Но она все же понимала, что отец очень хочет, чтобы она поехала. Как и мать. Прошло где-то три с половиной месяца с тех пор, как она лежала в больнице. Ей выстрелили в бедро, но, к счастью, пуля лишь оцарапала кожу. Намного хуже было обморожение, которое Белоснежка получила, лежа в снегу. Она впуталась в дела, связанные с наркотиками, чтобы прояснить, чем занимался отец ее однокурсницы Элизы и что за окровавленные деньги лежали у него во дворе в пакете. Продажный полицейский, в конце концов, привел ее на элитную вечеринку к Белому Медведю.
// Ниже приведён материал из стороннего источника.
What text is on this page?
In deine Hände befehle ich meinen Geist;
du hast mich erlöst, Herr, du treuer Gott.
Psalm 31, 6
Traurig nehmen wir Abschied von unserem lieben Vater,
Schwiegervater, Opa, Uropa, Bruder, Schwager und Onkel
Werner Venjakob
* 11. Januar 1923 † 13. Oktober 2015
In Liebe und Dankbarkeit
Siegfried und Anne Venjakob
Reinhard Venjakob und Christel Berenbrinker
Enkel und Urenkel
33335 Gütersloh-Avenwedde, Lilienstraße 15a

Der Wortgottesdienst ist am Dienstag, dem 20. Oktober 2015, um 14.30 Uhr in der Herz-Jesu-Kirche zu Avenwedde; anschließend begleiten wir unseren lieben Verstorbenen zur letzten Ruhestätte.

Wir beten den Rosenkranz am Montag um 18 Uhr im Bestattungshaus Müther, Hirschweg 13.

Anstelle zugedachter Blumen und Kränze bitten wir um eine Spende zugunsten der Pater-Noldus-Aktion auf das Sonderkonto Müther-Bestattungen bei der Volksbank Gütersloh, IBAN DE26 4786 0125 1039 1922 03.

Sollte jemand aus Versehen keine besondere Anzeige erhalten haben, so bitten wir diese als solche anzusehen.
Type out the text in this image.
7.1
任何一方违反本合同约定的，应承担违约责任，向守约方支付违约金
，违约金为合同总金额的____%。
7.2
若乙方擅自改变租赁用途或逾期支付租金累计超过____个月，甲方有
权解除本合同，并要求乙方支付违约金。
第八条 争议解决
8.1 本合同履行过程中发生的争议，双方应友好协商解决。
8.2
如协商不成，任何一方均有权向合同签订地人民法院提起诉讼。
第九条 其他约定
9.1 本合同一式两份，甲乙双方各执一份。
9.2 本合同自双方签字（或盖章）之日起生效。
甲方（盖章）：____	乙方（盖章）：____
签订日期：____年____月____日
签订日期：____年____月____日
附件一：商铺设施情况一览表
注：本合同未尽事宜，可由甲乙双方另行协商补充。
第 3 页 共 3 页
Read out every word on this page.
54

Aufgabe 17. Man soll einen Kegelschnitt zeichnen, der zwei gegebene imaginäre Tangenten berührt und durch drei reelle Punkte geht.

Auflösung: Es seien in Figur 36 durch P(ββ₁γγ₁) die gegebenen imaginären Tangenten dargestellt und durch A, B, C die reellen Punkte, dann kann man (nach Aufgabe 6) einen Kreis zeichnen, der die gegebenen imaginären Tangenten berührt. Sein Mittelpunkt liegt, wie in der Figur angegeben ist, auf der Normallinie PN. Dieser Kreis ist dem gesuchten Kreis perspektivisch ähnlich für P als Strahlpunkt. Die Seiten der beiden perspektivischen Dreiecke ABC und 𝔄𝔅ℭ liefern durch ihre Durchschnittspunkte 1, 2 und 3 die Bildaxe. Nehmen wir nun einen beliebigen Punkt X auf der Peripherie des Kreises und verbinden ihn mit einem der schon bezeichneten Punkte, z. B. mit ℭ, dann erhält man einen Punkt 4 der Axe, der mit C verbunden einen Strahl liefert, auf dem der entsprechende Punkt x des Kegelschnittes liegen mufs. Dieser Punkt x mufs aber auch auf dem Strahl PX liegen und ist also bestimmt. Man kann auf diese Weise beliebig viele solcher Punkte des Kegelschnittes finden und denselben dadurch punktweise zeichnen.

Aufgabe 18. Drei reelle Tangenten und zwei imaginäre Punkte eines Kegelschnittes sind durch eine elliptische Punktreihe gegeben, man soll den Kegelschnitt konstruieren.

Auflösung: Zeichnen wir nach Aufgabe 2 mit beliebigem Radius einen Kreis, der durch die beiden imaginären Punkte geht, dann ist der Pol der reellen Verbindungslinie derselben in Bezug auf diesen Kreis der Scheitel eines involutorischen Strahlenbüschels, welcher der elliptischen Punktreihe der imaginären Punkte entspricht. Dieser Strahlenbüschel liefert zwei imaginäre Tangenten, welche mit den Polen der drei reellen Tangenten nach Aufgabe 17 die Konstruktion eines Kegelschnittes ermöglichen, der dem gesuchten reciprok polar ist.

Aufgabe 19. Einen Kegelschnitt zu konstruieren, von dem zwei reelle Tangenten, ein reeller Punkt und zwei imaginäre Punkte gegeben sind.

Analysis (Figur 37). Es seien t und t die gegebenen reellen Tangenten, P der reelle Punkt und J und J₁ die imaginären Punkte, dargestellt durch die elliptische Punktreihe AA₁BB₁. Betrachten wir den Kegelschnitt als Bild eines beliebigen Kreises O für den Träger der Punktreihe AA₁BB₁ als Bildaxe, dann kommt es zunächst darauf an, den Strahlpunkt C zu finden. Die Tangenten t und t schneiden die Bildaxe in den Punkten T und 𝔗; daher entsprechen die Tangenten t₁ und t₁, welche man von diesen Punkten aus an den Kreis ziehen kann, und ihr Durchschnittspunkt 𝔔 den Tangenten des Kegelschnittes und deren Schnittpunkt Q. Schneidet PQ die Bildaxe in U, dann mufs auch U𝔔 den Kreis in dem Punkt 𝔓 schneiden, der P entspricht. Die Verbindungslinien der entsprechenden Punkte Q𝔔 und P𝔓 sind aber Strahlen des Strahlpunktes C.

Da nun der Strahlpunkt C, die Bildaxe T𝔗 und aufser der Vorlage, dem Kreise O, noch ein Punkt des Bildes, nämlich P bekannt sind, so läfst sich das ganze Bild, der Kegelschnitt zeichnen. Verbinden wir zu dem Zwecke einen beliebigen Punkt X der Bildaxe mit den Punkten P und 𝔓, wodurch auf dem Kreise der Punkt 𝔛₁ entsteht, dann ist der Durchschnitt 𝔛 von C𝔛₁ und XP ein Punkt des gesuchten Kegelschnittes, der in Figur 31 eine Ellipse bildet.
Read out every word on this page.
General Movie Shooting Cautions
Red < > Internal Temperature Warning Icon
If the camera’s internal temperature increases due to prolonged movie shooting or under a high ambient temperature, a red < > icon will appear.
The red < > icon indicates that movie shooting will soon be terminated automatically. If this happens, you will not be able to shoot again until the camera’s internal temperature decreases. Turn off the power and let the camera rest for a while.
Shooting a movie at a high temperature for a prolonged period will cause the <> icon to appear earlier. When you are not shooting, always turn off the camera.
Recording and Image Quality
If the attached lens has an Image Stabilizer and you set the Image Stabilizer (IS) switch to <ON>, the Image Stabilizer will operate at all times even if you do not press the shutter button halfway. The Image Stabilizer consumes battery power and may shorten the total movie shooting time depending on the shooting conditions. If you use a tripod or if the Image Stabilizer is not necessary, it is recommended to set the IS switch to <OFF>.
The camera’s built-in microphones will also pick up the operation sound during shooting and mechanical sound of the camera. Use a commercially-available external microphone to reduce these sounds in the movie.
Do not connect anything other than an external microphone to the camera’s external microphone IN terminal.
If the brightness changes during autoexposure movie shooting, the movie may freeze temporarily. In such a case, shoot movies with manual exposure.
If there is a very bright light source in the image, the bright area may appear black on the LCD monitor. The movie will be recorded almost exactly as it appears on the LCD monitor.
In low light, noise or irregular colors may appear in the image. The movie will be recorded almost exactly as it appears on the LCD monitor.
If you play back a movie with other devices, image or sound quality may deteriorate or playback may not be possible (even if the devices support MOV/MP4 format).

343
Так она узнала, что Белый Медведь на самом деле – две женщины, абсолютные близнецы. Белоснежка была вынуждена бежать, потому что Борис Соколов, наймит Белого Медведя, узнал ее и бросился в погоню.
На основании показаний Белоснежки и Борис Соколов, и отец Элизы оказались за решеткой, но Белого Медведя никто не смог поймать. Так что после событий начала марта Белоснежка решила, что с этого момента она ни при каких обстоятельствах ни во что не впутается. Ее преследовали, она чуть не замерзла, в нее стреляли… Спасибо, этого достаточно. Больше никакой крови. Никакого экстрима и бега по снегу и льду в скользких армейских ботинках.
Отец и мать хотели, чтобы Белоснежка какое-то время пожила дома в Риихимяки. Они даже хотели расторгнуть договор об аренде ее квартирки в Тампере, но на это она не согласилась. Белоснежка всю весну разносила газеты, чтобы оплатить часть арендной платы, и на этом основании попросила родителей оставить квартиру снятой и пустой «на всякий случай». Первые недели ей было трудно представить, что она может бывать в своей квартиренке лишь набегами. Но Белоснежка довольствовалась и этим, и ездила в лицей в Тампере на поезде. Потихоньку она снова начала ночевать в своей однушке в районе Таммела, незаметно перевозить туда вещи и, наконец, в мае объявила: с этих пор дом в Риихимяки для нее – лишь место, куда она будет приезжать в гости. И точка. Родители ничего не смогли на это сказать. Как они могут удержать ее, совершеннолетнюю девушку? Белоснежка могла платить за квартиру с отложенных денег и с небольшой стипендии.